Now he is running his campaign for Congress out of a former cow-milking station he turned into a studio on a more than 300-acre farm, with a focus on campaign finance reform and taxing certain Wall Street transactions. He doesn’t shy away from comparisons to Sanders, and says the “Feel the Bill” bumper stickers he ordered have just arrived.

Congressional candidate and farmer William Ostrander opens a gate on his farm. (Javier Panzar / Los Angeles Times)

At the debate, Ostrander exuded energy, standing up as he gave his answers. He earned a healthy response from members of the crowd when asking them to raise their hands if they felt there is too much money in politics.

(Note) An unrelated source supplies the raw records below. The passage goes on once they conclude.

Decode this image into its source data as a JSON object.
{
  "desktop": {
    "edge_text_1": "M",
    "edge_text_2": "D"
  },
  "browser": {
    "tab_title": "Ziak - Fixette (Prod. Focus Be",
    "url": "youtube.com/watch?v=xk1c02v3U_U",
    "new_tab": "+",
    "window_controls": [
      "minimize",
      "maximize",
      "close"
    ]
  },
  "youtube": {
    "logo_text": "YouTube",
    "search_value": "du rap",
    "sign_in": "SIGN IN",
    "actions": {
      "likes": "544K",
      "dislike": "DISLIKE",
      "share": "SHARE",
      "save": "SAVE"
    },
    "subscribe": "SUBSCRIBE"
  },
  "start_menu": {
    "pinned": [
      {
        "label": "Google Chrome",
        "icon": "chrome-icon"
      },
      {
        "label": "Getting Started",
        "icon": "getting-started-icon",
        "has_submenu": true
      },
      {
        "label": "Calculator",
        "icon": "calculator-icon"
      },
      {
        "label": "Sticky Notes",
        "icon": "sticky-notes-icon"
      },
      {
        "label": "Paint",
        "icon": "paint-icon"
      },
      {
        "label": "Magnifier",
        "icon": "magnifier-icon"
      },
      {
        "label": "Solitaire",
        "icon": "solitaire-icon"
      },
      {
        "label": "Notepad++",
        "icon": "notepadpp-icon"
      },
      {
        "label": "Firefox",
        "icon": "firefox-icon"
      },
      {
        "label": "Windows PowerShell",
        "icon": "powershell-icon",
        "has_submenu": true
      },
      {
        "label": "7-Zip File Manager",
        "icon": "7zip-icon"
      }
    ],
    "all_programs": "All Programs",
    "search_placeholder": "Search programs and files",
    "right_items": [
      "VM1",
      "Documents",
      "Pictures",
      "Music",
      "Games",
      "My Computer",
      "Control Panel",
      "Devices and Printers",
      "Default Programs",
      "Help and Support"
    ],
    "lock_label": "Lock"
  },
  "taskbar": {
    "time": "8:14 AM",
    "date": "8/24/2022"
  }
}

Ostrander said he isn’t accepting money from political action committees and hasn’t so far, according to federal records. Instead, he is trying to tap into the same networks activating around Sanders’ presidential campaign, both locally and online. A pro-Sanders concert last week netted him 90 signatures from young people interested in volunteering for his campaign, he said.

On a recent ride around the property, Ostrander pointed to the knee-high grass growing and mentioned with pride that food activist and author Michael Pollan had recentlytweeted out a link to a page on Ostrander’s campaign’s website dealing with climate change and sequestering carbon underground.

Ostrander has hardly registered in early polls and had the least money in the bank of the five candidates in the race who had filed campaign finance paperwork with the Federal Elections Commission. But he said that if Sanders’ message continues to resonate with voters ahead of the June 7 California primary and the congressional race stays crowded, he is banking on a wave of progressive voters to help him along.

“I do intend to win this thing,” he said.